Particulars/ FY | 2018-19 | 2019-20 | 2020-21 | 2021-22 | 2022-23 | Average (5 Years) |
---|---|---|---|---|---|---|
PI Industries - Debt to Equity | 0.02 | 0.2 | 0.06 | 0.04 | 0 | 0.06 |
UPL Ltd. - Debt to Equity | 1.98 | 1.49 | 1.14 | 1.33 | 0.97 | 1.38 |
PI Industries - Interest Coverage | 76.76 | 33.31 | 28.6 | 65.15 | 37.75 | 48.31 |
UPL Ltd - Interest Coverage | 2.78 | 2.68 | 3.03 | 3.16 | 2.74 | 2.87 |
Key Metrics of PI Industries Vs UPL Limited
As we have understood their financials, we will take a look at some of the key metrics of PI Industries and UPL Limited.
Particulars | PI Industries | UPL Ltd |
---|---|---|
CMP | ₹3,670.7 | ₹552.7 |
Market Cap (Cr.) | ₹55,691 | ₹41,486 |
Stock P/E | 37.43 | 15.23 |
RoE | 18.45% | 18.20% |
EPS | ₹88.99 | ₹38.09 |
Price to Book Value | 6.67 | 1.61 |
Promoter Holding | 46.09% | 32.35% |
Enterprise Value (Cr.) | ₹53,448.27 | ₹63,430.75 |
Future Plans
PI Industries
- The company intends to bring five new products to the domestic market in FY24 through JIVAGRO, a wholly-owned subsidiary company of PI Industries under the Horticulture segment, to aid domestic market growth.
- The company plans to expand in FY24 and has scheduled the commercialization of three new molecules and two new process innovations.
- The company is actively investing, increasing its R&D activities to bolster its complex scientific chemistry capabilities to retain and attract new customers in the AgChem segment, and opening a hub in Hyderabad for CRO and CDMO research purposes.

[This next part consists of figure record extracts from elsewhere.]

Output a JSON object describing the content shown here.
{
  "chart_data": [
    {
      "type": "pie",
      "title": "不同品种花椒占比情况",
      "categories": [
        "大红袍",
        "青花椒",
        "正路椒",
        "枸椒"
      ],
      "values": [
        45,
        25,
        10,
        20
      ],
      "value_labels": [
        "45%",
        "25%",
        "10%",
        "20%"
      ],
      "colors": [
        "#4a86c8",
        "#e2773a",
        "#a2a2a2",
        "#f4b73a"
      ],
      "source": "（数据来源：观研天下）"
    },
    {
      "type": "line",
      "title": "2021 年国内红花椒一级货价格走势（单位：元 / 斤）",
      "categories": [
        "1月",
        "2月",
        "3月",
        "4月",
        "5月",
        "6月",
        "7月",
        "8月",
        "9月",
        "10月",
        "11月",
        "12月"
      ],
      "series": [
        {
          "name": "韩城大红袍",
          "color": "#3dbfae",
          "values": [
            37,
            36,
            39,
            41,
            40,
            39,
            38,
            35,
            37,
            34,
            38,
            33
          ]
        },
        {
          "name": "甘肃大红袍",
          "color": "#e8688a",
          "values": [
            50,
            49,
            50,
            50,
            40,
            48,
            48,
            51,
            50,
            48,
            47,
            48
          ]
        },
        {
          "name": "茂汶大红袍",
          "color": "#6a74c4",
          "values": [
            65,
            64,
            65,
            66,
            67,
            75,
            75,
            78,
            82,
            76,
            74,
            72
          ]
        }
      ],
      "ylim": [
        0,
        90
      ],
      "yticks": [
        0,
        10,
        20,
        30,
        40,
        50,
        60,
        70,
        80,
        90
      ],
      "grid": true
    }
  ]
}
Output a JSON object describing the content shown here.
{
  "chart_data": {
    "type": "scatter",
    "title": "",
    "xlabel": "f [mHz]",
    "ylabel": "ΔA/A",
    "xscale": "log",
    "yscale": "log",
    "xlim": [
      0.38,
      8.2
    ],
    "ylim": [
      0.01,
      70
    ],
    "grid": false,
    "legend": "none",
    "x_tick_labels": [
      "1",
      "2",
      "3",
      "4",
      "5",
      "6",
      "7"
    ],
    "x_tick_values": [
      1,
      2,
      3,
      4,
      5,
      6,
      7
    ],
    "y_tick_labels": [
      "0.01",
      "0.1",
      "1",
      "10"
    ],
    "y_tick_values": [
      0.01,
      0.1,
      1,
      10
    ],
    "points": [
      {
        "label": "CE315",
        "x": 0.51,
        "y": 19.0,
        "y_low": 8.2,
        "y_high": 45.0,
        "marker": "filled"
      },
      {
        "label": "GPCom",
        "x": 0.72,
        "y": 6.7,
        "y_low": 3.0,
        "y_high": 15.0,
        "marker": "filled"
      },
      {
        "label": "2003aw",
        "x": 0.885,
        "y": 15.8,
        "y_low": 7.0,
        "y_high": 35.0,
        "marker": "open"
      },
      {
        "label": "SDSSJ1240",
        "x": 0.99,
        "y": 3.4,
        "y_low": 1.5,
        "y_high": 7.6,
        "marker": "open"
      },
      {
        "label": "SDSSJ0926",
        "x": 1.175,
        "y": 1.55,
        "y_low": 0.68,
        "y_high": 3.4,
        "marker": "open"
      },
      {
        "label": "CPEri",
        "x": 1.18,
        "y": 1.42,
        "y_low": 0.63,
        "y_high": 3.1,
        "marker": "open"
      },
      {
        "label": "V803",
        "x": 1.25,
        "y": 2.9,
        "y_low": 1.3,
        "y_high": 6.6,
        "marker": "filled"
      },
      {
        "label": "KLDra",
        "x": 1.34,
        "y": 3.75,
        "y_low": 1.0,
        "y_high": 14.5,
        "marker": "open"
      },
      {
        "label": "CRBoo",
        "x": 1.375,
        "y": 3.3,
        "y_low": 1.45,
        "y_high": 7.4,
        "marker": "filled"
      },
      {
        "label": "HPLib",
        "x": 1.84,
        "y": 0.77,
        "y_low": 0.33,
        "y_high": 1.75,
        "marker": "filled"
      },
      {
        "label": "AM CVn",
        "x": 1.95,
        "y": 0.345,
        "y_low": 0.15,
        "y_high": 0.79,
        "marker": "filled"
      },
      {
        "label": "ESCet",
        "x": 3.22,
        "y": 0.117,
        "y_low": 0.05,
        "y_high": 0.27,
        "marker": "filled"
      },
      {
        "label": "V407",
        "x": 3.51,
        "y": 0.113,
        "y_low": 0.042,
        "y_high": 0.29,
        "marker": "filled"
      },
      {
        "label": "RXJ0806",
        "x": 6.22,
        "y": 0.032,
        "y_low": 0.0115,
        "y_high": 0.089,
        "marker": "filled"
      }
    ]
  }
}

- PI Health Sciences, a subsidiary of PI Ind., has entered into a definitive agreement with Therachem Research Medilab LLC to acquire its subsidiaries in India and US assets, and Plahoma Twelve GMBH for the acquisition of ArchimSpA. The acquisition can benefit the company by allowing it to strengthen its position in the Contract Development and Manufacturing Organization (CDMO) space.
UPL Limited
- The company tends to expand its business by utilizing technology such as artificial intelligence and data analytics to reduce costs, increase supply chain efficiency, and create business opportunities through cross-selling.

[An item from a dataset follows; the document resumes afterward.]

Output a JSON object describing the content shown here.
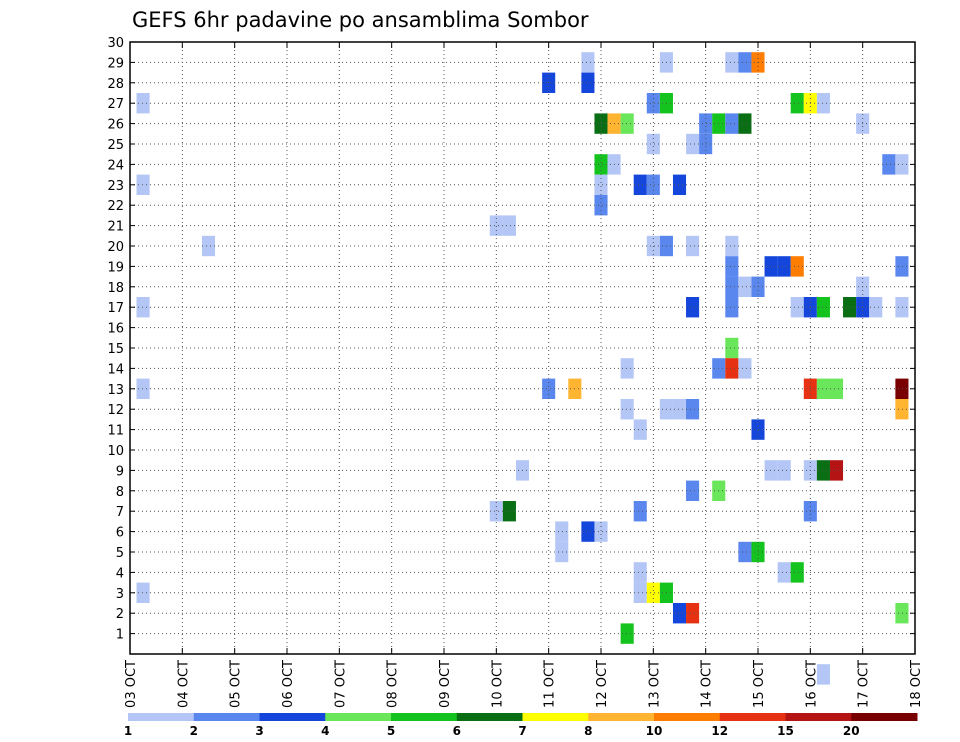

- Obtaining patents for different formulations, products, and technologies might enhance its ability to expand its market share.

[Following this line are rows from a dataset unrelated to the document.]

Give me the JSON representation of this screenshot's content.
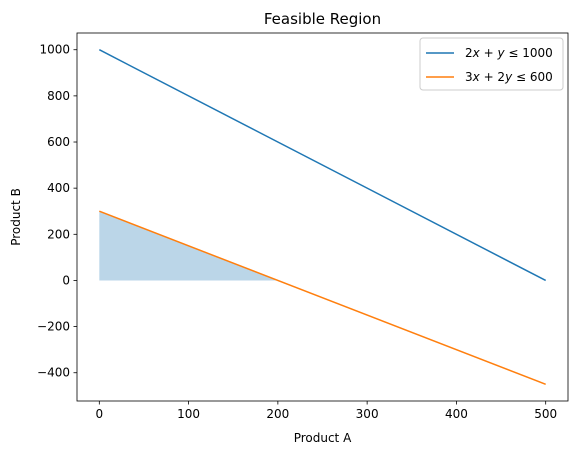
{
  "chart_data": {
    "type": "line",
    "title": "Feasible Region",
    "xlabel": "Product A",
    "ylabel": "Product B",
    "xlim": [
      -25,
      525
    ],
    "ylim": [
      -522.5,
      1072.5
    ],
    "x_ticks": [
      0,
      100,
      200,
      300,
      400,
      500
    ],
    "x_tick_labels": [
      "0",
      "100",
      "200",
      "300",
      "400",
      "500"
    ],
    "y_ticks": [
      -400,
      -200,
      0,
      200,
      400,
      600,
      800,
      1000
    ],
    "y_tick_labels": [
      "−400",
      "−200",
      "0",
      "200",
      "400",
      "600",
      "800",
      "1000"
    ],
    "grid": false,
    "legend_position": "upper-right",
    "series": [
      {
        "name": "2x + y ≤ 1000",
        "name_parts": [
          {
            "t": "2"
          },
          {
            "t": "x",
            "i": true
          },
          {
            "t": " + "
          },
          {
            "t": "y",
            "i": true
          },
          {
            "t": " ≤ 1000"
          }
        ],
        "color": "#1f77b4",
        "points": [
          [
            0,
            1000
          ],
          [
            500,
            0
          ]
        ]
      },
      {
        "name": "3x + 2y ≤ 600",
        "name_parts": [
          {
            "t": "3"
          },
          {
            "t": "x",
            "i": true
          },
          {
            "t": " + 2"
          },
          {
            "t": "y",
            "i": true
          },
          {
            "t": " ≤ 600"
          }
        ],
        "color": "#ff7f0e",
        "points": [
          [
            0,
            300
          ],
          [
            500,
            -450
          ]
        ]
      }
    ],
    "feasible_region": {
      "color": "#1f77b4",
      "opacity": 0.3,
      "polygon": [
        [
          0,
          0
        ],
        [
          0,
          300
        ],
        [
          200,
          0
        ]
      ]
    }
  }
}
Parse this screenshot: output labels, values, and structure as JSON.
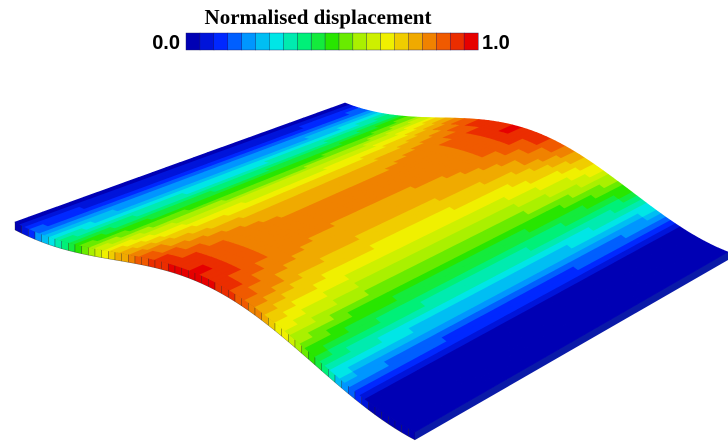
{
  "legend": {
    "title": "Normalised displacement",
    "min_label": "0.0",
    "max_label": "1.0"
  }
}
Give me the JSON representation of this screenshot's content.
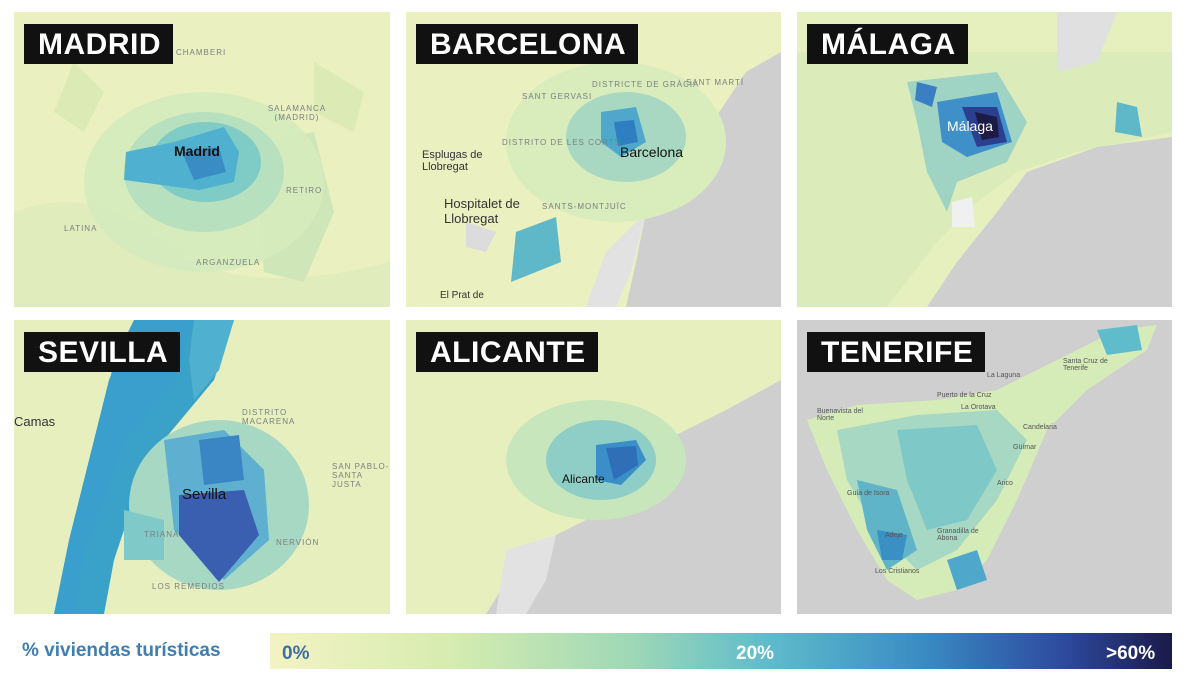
{
  "panels": [
    {
      "id": "madrid",
      "title": "MADRID",
      "labels": [
        "Madrid",
        "CHAMBERI",
        "SALAMANCA (MADRID)",
        "RETIRO",
        "LATINA",
        "ARGANZUELA"
      ]
    },
    {
      "id": "barcelona",
      "title": "BARCELONA",
      "labels": [
        "Barcelona",
        "Esplugas de Llobregat",
        "Hospitalet de Llobregat",
        "El Prat de",
        "SANT GERVASI",
        "DISTRICTE DE GRÀCIA",
        "DISTRITO DE LES CORTS",
        "SANTS-MONTJUÏC",
        "SANT MARTÍ"
      ]
    },
    {
      "id": "malaga",
      "title": "MÁLAGA",
      "labels": [
        "Málaga"
      ]
    },
    {
      "id": "sevilla",
      "title": "SEVILLA",
      "labels": [
        "Sevilla",
        "Camas",
        "DISTRITO MACARENA",
        "SAN PABLO-SANTA JUSTA",
        "TRIANA",
        "NERVIÓN",
        "LOS REMEDIOS"
      ]
    },
    {
      "id": "alicante",
      "title": "ALICANTE",
      "labels": [
        "Alicante"
      ]
    },
    {
      "id": "tenerife",
      "title": "TENERIFE",
      "labels": [
        "Santa Cruz de Tenerife",
        "La Laguna",
        "Puerto de la Cruz",
        "La Orotava",
        "Candelaria",
        "Güímar",
        "Arico",
        "Granadilla de Abona",
        "Buenavista del Norte",
        "Guía de Isora",
        "Adeje",
        "Los Cristianos"
      ]
    }
  ],
  "legend": {
    "title": "% viviendas turísticas",
    "ticks": [
      "0%",
      "20%",
      ">60%"
    ],
    "gradient": [
      "#f3f3c4",
      "#d6ecb0",
      "#9fd8b6",
      "#5fbccb",
      "#3a8dc4",
      "#2e4a9e",
      "#1a1a4a"
    ]
  },
  "colors": {
    "land": "#eef1c6",
    "sea": "#cfcfd0",
    "water": "#3aa1c8"
  }
}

- UPL SAS Platform received an investment of $200 million from ADAI, TPG, and Brookfield for a 9.1% stake. It is a platform that offers products and services for crop protection, establishment, and post-harvest activities, covering over 90% of crop types grown in India.
- The Global Seeds platform by Advanta Enterprises, a subsidiary of UPL Ltd., is looking to increase its market share by using well-known brands, specialized technology, a diverse range of products, and a reliable network for product distribution. KKR, an investment firm that invested $300 million, indicates platform potential.
Conclusion
As we conclude the fundamental analysis of PI Industries vs UPL Limited, let’s look at these companies in brief.
Both companies are in the agrochemical industry, with more than a thousand crores in revenue, and the prospects lined out by the company look promising. However, both businesses stand at the very risk of government regulations in line with farming activities.
PI Industries, with its low debt and interest costs, has an advantage over the overleveraged UPL, which needs changes in its capital structure, or else it would lead to problems when there is an economic downturn.